Considering the popularity of a variety of front-end frameworks that work primarily on Javascript (such as Angular and React.js), Google is now more aware of the content of your pages, even if they’re entirely made up on Javascript. Therefore you don’t need to block these resources anymore.

Responsive design will benefit you with mobile first index.

Start your design at mobile

Considering that majority of your visitors are now accessing your website on mobile; with the intention of optimising their experience, it is highly recommended you start designing your websites on mobile. In addition to providing immense benefits on the SEO front, mobile first design will also benefit your visitors by providing them increased accessibility on smaller screen sizes.

However, when designing for mobile, make sure you avoid these:

  • Get rid of Flash. Google won’t be able to index any Flash content and it’s highly discouraged by leading tech companies due to security and speed issues.
  • Get rid of pop-ups. They will distract visitors from their main purpose on your site, to view your content. Google actually started to penalise sites that use full-page pop-ups, so this might be the best time to oust them.
  • Design around input methods. On mobile, it is imperative to keep in mind that the primary input method is fingers, which has much less target accuracy than a mouse. Ensure the tap targets around your content is appropriately calculated and avoid squeezing too many buttons with no padding around them.

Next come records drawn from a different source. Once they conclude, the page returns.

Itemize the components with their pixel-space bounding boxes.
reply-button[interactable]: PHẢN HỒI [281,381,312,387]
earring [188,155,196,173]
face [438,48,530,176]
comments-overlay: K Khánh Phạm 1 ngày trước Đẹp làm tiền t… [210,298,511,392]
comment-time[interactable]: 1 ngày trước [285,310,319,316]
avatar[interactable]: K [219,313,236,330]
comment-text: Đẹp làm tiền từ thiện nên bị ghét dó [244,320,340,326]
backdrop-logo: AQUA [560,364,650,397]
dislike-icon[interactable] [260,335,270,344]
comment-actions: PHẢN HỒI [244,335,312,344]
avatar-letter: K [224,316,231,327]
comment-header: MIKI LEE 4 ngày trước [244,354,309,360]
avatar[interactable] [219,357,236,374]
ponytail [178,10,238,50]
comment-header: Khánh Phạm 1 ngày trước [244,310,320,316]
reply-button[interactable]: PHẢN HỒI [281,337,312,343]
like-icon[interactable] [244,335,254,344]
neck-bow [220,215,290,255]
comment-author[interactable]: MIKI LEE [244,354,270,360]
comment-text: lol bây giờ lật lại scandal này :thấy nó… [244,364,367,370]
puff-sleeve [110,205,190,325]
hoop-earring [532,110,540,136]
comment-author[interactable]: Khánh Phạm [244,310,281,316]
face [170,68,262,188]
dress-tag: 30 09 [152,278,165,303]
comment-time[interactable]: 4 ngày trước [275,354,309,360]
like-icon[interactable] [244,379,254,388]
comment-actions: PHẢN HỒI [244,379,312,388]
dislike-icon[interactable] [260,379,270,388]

Technical SEO is still important

Because user interactions on mobile are happening on smaller screen real estates, this means that being concise about the content of your page is more important on the SERP. In order to optimise the click through rates and minimise the bounce rates on mobile first index, make sure that all your pages are appropriately titled and the meta description is an accurate representation of content.

Optimise for local SEO

In contrast to desktop search, where users could be anywhere on the decision making process; mobile search users have a much more targeted intent with their search. This also includes search for local services. Google believes that majority of mobile search users are ready to take action.

To improve the visibility of your website on local searches; make sure that you:

  • Include the name of the city your services are offered in the page titles and on-page titles.
  • Include the address and contact details for your company.
  • Sign up to Google Business Listings to enable search on map.
  • Make use of Schema local business tag  to improve the visibility on search results with Structured Data.